“Prince” Shows Hand of Rembrandt

With Rembrandt scholars in town for the big drawing show and a symposium, the Getty Museum has quietly changed the attribution of one of its paintings. Prince Rupert of the Palatinate With His Tutor in Historical Dress, formerly credited to Gerrit Dou, is now called A Young Scholar and His Tutor and labeled "Workshop of Rembrandt van Rijn." Dou was part of Rembrandt's workshop in 1629-30, when the painting was created. But the change isn't just semantics. The Getty's new label copy is less sure the prince is a prince, or this Dou is a Dou. It cites x-ray evidence to argue that Rembrandt sketched in the subject and a student painted over it.

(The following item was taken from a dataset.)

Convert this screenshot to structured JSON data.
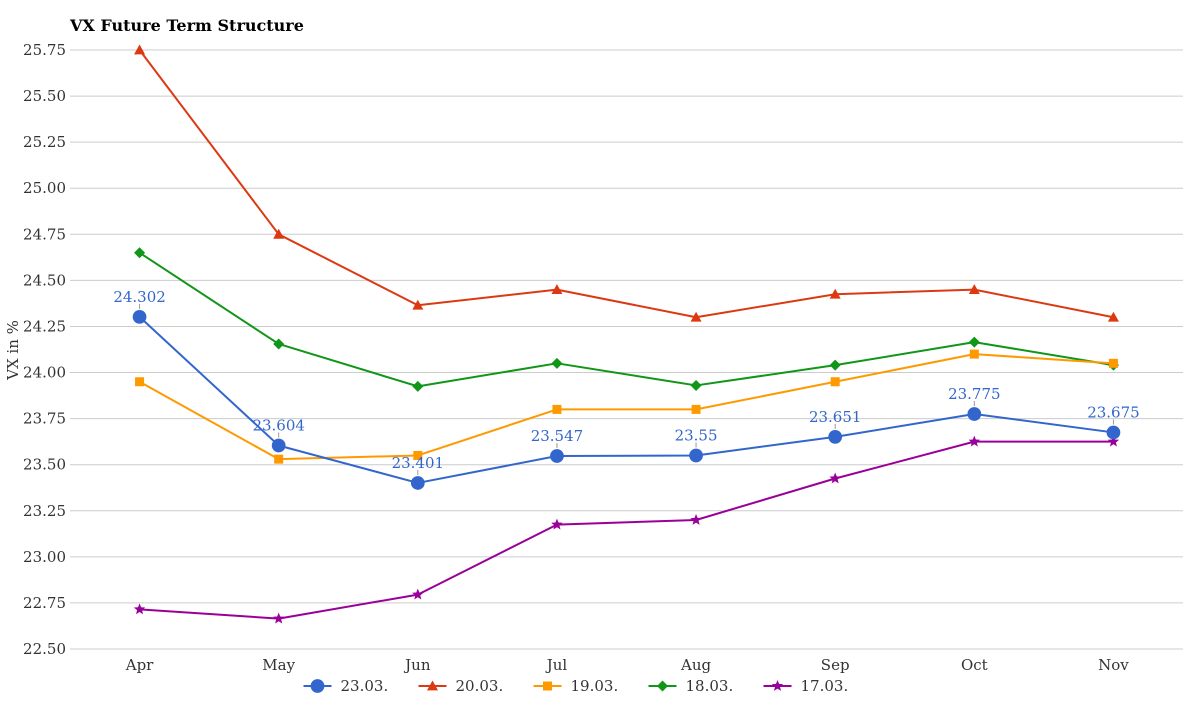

The tutor's pointing hand, the focus of the composition, is believed to be by Rembrandt himself. (Hands are notoriously difficult for painters.) As to the student's identity, they're now saying only that "it may be the work of" Dou.
The whole painting was long attributed to Rembrandt. It had been downgraded to Dou by 1984, when the Getty bought it along with an apparent companion piece, Prince Charles Louis and His Tutor, by Jan Lievens. Getty curators have now decided that the faces in the Dou/Rembrandt painting are too generalized to be portraits. A historical subject, such as Eli Instructing Samuel, may have been intended.
This makes yet another case of flip-flopping (de)attributions. Either those 20th-century deattributors went way too far, or today's curators, dealers, and scholars are too hungry for fresh old master meat. Young Scholar hangs in the room where the Getty has temporarily assembled seven Rembrandts. Make that 7.1.